Thursday, January 9, 2014

Mexican economy should be growing 5 percent by 2016

reuters.com
MEXICO CITY
Thu Jan 9, 2014 10:40am EST


MEXICO CITY Jan 9 (Reuters) - Mexico's economy should grow by more than 5 percent per year in the second half of President Enrique Pena Nieto's 2012-2018 administration thanks to economic reforms, Finance Minister Luis Videgaray said on Thursday.
In 2013, Congress passed a series of measures aimed at lifting Mexican growth, which has lagged that of regional peers for years. The reforms stretched from the telecoms sector and tax changes to ending the country's 75-year-old oil monopoly.
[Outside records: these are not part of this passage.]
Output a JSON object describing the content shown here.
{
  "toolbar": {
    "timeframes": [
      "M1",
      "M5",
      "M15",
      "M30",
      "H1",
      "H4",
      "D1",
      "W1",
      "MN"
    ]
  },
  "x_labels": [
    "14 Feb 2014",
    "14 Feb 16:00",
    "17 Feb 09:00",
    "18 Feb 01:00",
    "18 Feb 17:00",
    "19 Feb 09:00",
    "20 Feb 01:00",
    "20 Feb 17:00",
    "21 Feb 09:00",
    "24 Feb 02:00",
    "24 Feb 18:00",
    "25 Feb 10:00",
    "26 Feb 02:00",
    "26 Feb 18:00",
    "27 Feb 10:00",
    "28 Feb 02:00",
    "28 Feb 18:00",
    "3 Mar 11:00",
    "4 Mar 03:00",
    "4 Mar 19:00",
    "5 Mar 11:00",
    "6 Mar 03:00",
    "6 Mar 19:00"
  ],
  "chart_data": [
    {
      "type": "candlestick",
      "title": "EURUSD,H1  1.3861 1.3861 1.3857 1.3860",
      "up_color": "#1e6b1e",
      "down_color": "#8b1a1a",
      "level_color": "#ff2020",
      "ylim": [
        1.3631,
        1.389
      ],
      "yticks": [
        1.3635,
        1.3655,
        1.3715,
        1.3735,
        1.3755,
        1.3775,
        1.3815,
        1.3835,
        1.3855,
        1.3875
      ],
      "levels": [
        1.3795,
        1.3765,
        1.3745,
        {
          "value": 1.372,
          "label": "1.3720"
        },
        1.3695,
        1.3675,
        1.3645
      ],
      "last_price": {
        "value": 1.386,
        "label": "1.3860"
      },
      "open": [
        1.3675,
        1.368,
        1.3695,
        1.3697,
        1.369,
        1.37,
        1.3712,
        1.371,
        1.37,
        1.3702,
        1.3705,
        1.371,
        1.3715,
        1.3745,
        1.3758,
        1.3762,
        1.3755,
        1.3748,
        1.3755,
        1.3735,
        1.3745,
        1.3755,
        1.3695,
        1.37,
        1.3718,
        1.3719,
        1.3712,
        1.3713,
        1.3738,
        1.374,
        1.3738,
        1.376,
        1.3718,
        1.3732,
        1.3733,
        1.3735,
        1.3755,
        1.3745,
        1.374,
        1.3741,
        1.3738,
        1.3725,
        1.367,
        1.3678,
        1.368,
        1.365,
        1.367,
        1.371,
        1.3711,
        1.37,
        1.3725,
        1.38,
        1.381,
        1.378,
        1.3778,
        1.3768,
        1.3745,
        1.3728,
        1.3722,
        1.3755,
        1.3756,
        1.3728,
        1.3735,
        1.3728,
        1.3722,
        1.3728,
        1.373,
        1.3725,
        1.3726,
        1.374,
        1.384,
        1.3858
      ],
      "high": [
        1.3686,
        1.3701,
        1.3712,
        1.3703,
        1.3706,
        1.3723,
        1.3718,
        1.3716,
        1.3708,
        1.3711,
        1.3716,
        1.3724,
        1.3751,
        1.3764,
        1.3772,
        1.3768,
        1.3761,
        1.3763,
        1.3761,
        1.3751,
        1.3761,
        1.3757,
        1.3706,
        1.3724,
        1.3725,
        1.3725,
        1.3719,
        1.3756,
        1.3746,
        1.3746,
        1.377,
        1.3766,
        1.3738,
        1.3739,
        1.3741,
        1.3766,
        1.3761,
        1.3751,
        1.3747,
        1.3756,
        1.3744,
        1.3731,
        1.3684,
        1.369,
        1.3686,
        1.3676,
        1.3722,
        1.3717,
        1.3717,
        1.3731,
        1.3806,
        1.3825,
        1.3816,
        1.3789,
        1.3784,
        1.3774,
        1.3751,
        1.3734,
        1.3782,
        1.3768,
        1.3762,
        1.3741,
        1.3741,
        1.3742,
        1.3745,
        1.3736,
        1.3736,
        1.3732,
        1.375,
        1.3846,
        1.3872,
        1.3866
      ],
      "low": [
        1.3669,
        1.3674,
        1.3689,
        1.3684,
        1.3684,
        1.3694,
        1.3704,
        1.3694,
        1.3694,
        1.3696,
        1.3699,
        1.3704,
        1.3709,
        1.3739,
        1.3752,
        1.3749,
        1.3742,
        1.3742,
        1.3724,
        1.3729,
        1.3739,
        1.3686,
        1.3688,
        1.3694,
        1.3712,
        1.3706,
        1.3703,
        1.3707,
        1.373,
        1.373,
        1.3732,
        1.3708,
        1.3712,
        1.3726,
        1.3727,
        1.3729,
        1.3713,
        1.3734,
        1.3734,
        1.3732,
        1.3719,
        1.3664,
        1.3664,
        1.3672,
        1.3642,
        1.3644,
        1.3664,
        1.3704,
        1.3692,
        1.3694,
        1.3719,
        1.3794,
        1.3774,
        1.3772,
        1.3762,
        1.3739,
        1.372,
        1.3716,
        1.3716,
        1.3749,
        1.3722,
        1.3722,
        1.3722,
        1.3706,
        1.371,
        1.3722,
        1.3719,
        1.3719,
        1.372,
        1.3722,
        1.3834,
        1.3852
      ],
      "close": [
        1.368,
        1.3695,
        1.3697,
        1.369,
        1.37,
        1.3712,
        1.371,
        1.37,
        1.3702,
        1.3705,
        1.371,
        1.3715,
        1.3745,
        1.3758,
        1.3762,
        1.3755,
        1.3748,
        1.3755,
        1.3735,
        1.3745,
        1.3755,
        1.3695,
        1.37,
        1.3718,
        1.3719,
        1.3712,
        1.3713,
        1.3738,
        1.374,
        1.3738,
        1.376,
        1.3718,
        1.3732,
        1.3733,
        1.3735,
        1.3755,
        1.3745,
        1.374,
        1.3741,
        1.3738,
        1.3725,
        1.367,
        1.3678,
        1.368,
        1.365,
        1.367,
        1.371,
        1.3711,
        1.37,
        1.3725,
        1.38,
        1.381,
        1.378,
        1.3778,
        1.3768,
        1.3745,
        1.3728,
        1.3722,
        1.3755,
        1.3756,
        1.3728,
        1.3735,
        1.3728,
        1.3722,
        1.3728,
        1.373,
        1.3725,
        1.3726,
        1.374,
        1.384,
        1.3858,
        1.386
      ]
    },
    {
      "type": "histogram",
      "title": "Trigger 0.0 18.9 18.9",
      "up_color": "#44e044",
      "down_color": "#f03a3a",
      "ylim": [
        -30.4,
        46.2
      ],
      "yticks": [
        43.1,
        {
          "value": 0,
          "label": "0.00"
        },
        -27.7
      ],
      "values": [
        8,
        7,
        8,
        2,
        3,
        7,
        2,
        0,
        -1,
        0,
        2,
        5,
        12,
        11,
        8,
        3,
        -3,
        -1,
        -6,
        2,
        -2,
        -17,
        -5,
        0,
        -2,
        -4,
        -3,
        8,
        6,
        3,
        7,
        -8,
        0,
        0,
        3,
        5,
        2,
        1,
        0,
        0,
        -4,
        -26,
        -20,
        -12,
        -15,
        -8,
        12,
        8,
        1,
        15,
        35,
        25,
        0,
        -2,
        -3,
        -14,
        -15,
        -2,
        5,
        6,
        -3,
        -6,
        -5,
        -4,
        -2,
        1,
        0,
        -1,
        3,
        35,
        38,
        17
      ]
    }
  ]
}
"We expect that once these reforms are applied we'll get to the second part of President Enrique Pena Nieto's administration growing consistently above five percent," Videgaray told Mexican broadcaster Televisa in a wide-ranging interview.

Pena Nieto, 47, took office in December 2012 and is due to serve a single six-year term. The mid-point is December 2015.
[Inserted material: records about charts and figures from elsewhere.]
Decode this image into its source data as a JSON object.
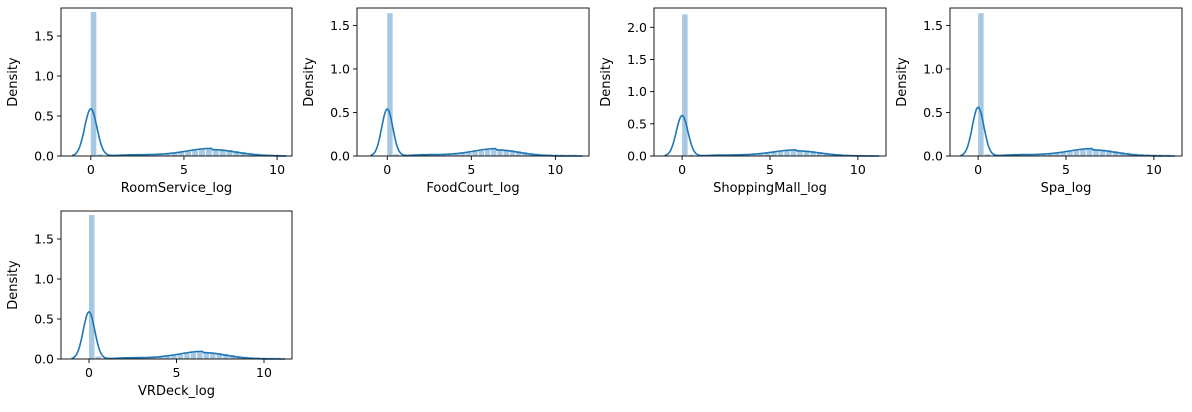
{
  "chart_data": [
    {
      "type": "histogram+kde",
      "xlabel": "RoomService_log",
      "ylabel": "Density",
      "xlim": [
        -1.6,
        10.8
      ],
      "ylim": [
        0,
        1.85
      ],
      "xticks": [
        0,
        5,
        10
      ],
      "yticks": [
        0.0,
        0.5,
        1.0,
        1.5
      ],
      "xtick_labels": [
        "0",
        "5",
        "10"
      ],
      "ytick_labels": [
        "0.0",
        "0.5",
        "1.0",
        "1.5"
      ],
      "bars": [
        {
          "x0": 0.0,
          "x1": 0.35,
          "density": 1.8
        },
        {
          "x0": 0.35,
          "x1": 0.7,
          "density": 0.02
        }
      ],
      "kde_peak": 0.59,
      "kde_peak_x": 0.0,
      "kde_hump": 0.08,
      "kde_hump_x": 6.5,
      "tail_density": 0.015,
      "kde_range": [
        -1.0,
        10.5
      ]
    },
    {
      "type": "histogram+kde",
      "xlabel": "FoodCourt_log",
      "ylabel": "Density",
      "xlim": [
        -1.8,
        12.0
      ],
      "ylim": [
        0,
        1.7
      ],
      "xticks": [
        0,
        5,
        10
      ],
      "yticks": [
        0.0,
        0.5,
        1.0,
        1.5
      ],
      "xtick_labels": [
        "0",
        "5",
        "10"
      ],
      "ytick_labels": [
        "0.0",
        "0.5",
        "1.0",
        "1.5"
      ],
      "bars": [
        {
          "x0": 0.0,
          "x1": 0.38,
          "density": 1.64
        },
        {
          "x0": 0.38,
          "x1": 0.76,
          "density": 0.02
        }
      ],
      "kde_peak": 0.54,
      "kde_peak_x": 0.0,
      "kde_hump": 0.07,
      "kde_hump_x": 6.5,
      "tail_density": 0.015,
      "kde_range": [
        -1.0,
        11.6
      ]
    },
    {
      "type": "histogram+kde",
      "xlabel": "ShoppingMall_log",
      "ylabel": "Density",
      "xlim": [
        -1.6,
        11.6
      ],
      "ylim": [
        0,
        2.3
      ],
      "xticks": [
        0,
        5,
        10
      ],
      "yticks": [
        0.0,
        0.5,
        1.0,
        1.5,
        2.0
      ],
      "xtick_labels": [
        "0",
        "5",
        "10"
      ],
      "ytick_labels": [
        "0.0",
        "0.5",
        "1.0",
        "1.5",
        "2.0"
      ],
      "bars": [
        {
          "x0": 0.0,
          "x1": 0.37,
          "density": 2.2
        },
        {
          "x0": 0.37,
          "x1": 0.74,
          "density": 0.02
        }
      ],
      "kde_peak": 0.63,
      "kde_peak_x": 0.0,
      "kde_hump": 0.08,
      "kde_hump_x": 6.5,
      "tail_density": 0.015,
      "kde_range": [
        -1.0,
        11.2
      ]
    },
    {
      "type": "histogram+kde",
      "xlabel": "Spa_log",
      "ylabel": "Density",
      "xlim": [
        -1.6,
        11.6
      ],
      "ylim": [
        0,
        1.7
      ],
      "xticks": [
        0,
        5,
        10
      ],
      "yticks": [
        0.0,
        0.5,
        1.0,
        1.5
      ],
      "xtick_labels": [
        "0",
        "5",
        "10"
      ],
      "ytick_labels": [
        "0.0",
        "0.5",
        "1.0",
        "1.5"
      ],
      "bars": [
        {
          "x0": 0.0,
          "x1": 0.37,
          "density": 1.64
        },
        {
          "x0": 0.37,
          "x1": 0.74,
          "density": 0.02
        }
      ],
      "kde_peak": 0.56,
      "kde_peak_x": 0.0,
      "kde_hump": 0.07,
      "kde_hump_x": 6.5,
      "tail_density": 0.015,
      "kde_range": [
        -1.0,
        11.2
      ]
    },
    {
      "type": "histogram+kde",
      "xlabel": "VRDeck_log",
      "ylabel": "Density",
      "xlim": [
        -1.6,
        11.6
      ],
      "ylim": [
        0,
        1.85
      ],
      "xticks": [
        0,
        5,
        10
      ],
      "yticks": [
        0.0,
        0.5,
        1.0,
        1.5
      ],
      "xtick_labels": [
        "0",
        "5",
        "10"
      ],
      "ytick_labels": [
        "0.0",
        "0.5",
        "1.0",
        "1.5"
      ],
      "bars": [
        {
          "x0": 0.0,
          "x1": 0.37,
          "density": 1.8
        },
        {
          "x0": 0.37,
          "x1": 0.74,
          "density": 0.03
        }
      ],
      "kde_peak": 0.59,
      "kde_peak_x": 0.0,
      "kde_hump": 0.08,
      "kde_hump_x": 6.5,
      "tail_density": 0.015,
      "kde_range": [
        -1.0,
        11.2
      ]
    }
  ],
  "colors": {
    "bar": "#a6c8e2",
    "kde": "#1f77b4",
    "axis": "#000000",
    "background": "#ffffff"
  }
}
The government has forecast growth of nearly four percent in 2014 after a sharp economic slowdown last year. Final data for 2013 have yet to be published, but analysts' forecasts suggest Latin America's no. 2 economy expanded about 1.3 percent.

Congress must still pass so-called secondary laws to implement the energy reform and the sweeping shake-up of the telecoms sector, which among other things aims to curb the power of billionaire Carlos Slim's telephone giant America Movil .

Implementing the reforms is the "greatest challenge" now facing Mexico, central bank governor Agustin Carstens told newspaper El Financiero in an interview published on Thursday.

Videgaray was confident that consumers and small and medium-sized businesses would start to feel the benefits of the telecoms reform from 2015 in the form of lower mobile phone costs. "Without doubt, due to competition," he said.

Turning to the energy reform, the finance minister said Mexico needed to find $20 billion to $30 billion in additional investment per annum for the energy sector.

"We hope it'll come with the energy reform," he said.

Crude output in Mexico has fallen by more than a quarter since hitting a peak of 3.4 million barrels per day in 2004.